A noite caía em Heliópolis, bairro da capital do Egito, no que seria apenas uma breve escala em minha viagem para Abu Dhabi naquele dezembro de 2010. A mala estava pronta para, na manhã seguinte, juntar-me aos mais de 10 mil torcedores gaúchos que chegavam aos Emirados. Com o ingresso para a decisão na mão, a semifinal com os congoleses parecia uma mera formalidade rumo ao bicampeonato. O futebol, contudo, reservava uma desagradável surpresa para a torcida alvirrubra.
Quase 5 mil anos nos separam do auge da civilização egípcia. A atual nação, Misr em árabe, com sua cultura muçulmana e cóptica, tem identidade própria e atual. O Egito dos faraós, dos templos de Amon, Akenaton, das pirâmides e do Vale dos Reis, existe somente no que restou dos magníficos templos e tumbas que são, literalmente, faraônicos.
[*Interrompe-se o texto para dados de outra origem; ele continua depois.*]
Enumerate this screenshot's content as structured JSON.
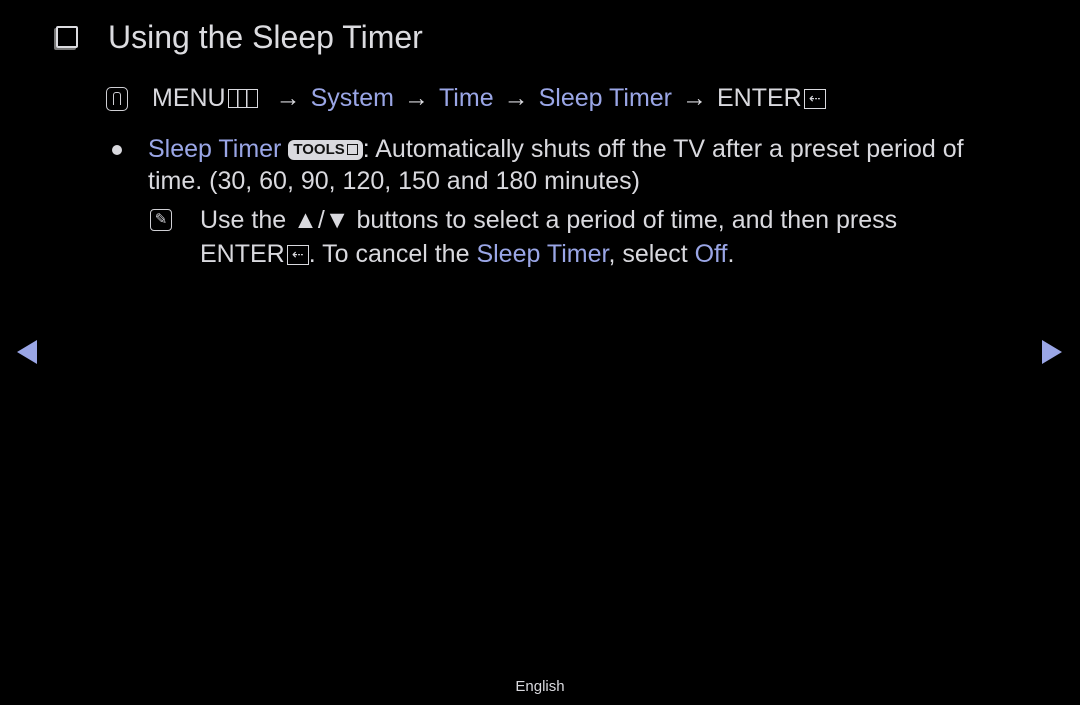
{
  "page": {
    "title": "Using the Sleep Timer",
    "title_icon": "checkbox-icon"
  },
  "path": {
    "icon": "oo-icon",
    "menu_label": "MENU",
    "menu_icon": "menu-grid-icon",
    "arrow": "→",
    "items": [
      "System",
      "Time",
      "Sleep Timer"
    ],
    "enter_label": "ENTER",
    "enter_icon": "enter-icon",
    "enter_glyph": "⇠"
  },
  "bullet": {
    "term": "Sleep Timer",
    "tools_label": "TOOLS",
    "description": ": Automatically shuts off the TV after a preset period of time. (30, 60, 90, 120, 150 and 180 minutes)"
  },
  "note": {
    "icon": "note-icon",
    "icon_glyph": "✎",
    "part1": "Use the ",
    "updown": "▲/▼",
    "part2": " buttons to select a period of time, and then press ",
    "enter_label": "ENTER",
    "enter_glyph": "⇠",
    "part3": ". To cancel the ",
    "term": "Sleep Timer",
    "part4": ", select ",
    "off": "Off",
    "part5": "."
  },
  "navigation": {
    "prev": "previous-page",
    "next": "next-page"
  },
  "footer": {
    "language": "English"
  },
  "colors": {
    "background": "#000000",
    "text": "#d9d9de",
    "accent": "#9aa6e6"
  }
}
Como pode um povo tão antigo ter alcançado uma organização tão avançada?
Como um milagre da natureza, o vale mais fértil do mundo resplandece dentro do maior deserto do planeta. A abundante agricultura do delta do Nilo baseia-se nas enchentes anuais da região. No passado, essas cheias garantiam a condição de divindade aos faraós por seu suposto controle sobre as águas. A tecnologia assumiu hoje esse papel, e a represa de Aswan, concluída em 1970, acabou de vez com as enchentes. Orações e sacrifícios ao caudaloso rio foram substituídos por bombas de irrigação e pela geração de energia hidrelétrica.
Publicidade
Sobre o delta, e alvo da ambição de romanos, cruzados, Alexandre Magno, Napoleão, Hitler e outros, o Cairo (El Qahira) é uma metrópole com 21 milhões de habitantes, ou um terço da população do país, e inúmeros lugares que precisam ser vistos e vividos. Um olhar superficial sobre a capital dá a impressão de uma explosão urbana, com ruas lotadas, comércio caótico e um concerto absurdo de buzinas em um trânsito desordenado. De perto, a maior cidade da África é um organismo extremamente complexo e um espetáculo da cultura islâmica, em seu esplendor arquitetônico e cultural, enchendo os olhos e a alma, em especial para quem ousa fugir de roteiros turísticos tradicionais.
No campo religioso, seus monumentos e mesquitas tiveram melhor sorte do que os de outras capitais do mundo islâmico, como Bagdá e Damasco, ambas devastadas pelos mongóis. A maior mesquita do Cairo, Ibn Tulun, foi construída em 879. Sobre seu sereno pátio de 30 mil metros quadrados estão 6 mirabes, indicando a direção de Meca. A madraça (escola islâmica) e o mausoléu Sultão Hasan foram construídos com as pedras que revestiam a pirâmide de Quéops e impressionam, pelo gigantismo e pela decoração. Próximo dali, o mármore da mesquita de Rifa’i guarda túmulos da antiga realeza egípcia, incluindo o último rei, Farouk, e, para minha surpresa, seu cunhado e último monarca (xá) do Irã, Mohammad Reza Pahlavi.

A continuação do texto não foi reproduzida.